Ao mesmo tempo, faz sentido que você se sinta confuso ou receoso, principalmente considerando o contexto da sua religião e de uma família mais tradicional. Esse conflito entre o que você sente e o que acredita que é esperado pode gerar ansiedade, culpa e insegurança.
Na psicoterapia, especialmente com base na TCC e em abordagens contextuais, trabalhamos justamente para te ajudar a compreender melhor seus sentimentos, sem julgamento, e a tomar decisões mais alinhadas com seus valores. Isso inclui diferenciar o que é desejo próprio do que é pressão externa, além de desenvolver estratégias para lidar com o medo de rejeição ou exposição.
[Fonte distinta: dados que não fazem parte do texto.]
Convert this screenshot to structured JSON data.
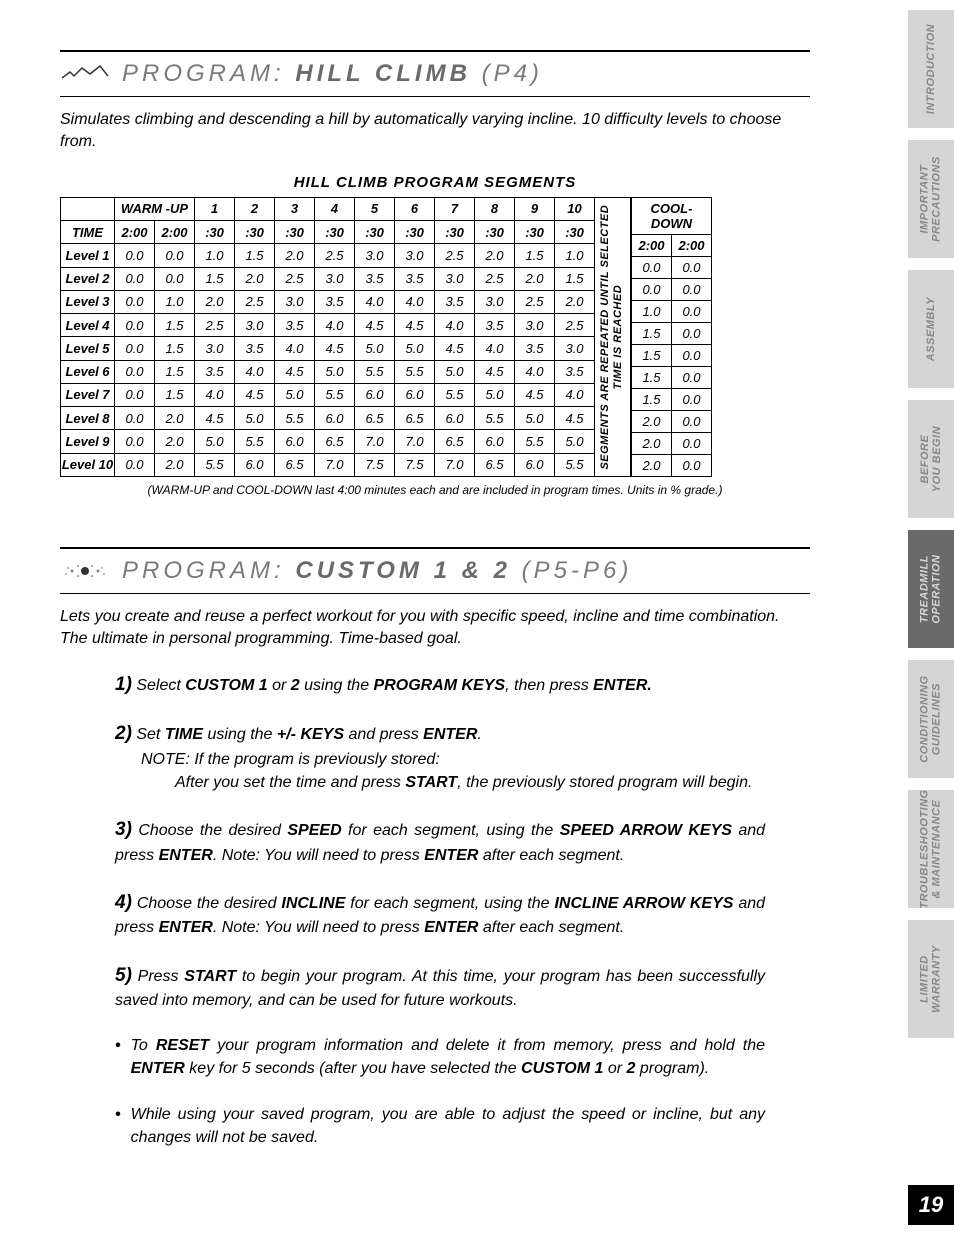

Um ponto importante: você não precisa se rotular imediatamente ou tomar decisões rápidas. É possível respeitar o seu tempo, observar o que você sente e ir construindo esse entendimento de forma gradual e segura.
A psicoterapia também pode te ajudar a pensar, com cuidado, sobre como (e se) compartilhar isso com outras pessoas, sempre considerando sua segurança emocional e contexto.
Você não está sozinho nesse processo, e existe um caminho possível de compreensão e acolhimento interno, mesmo diante de conflitos.
Conte comigo caso queira saber mais sobre isso.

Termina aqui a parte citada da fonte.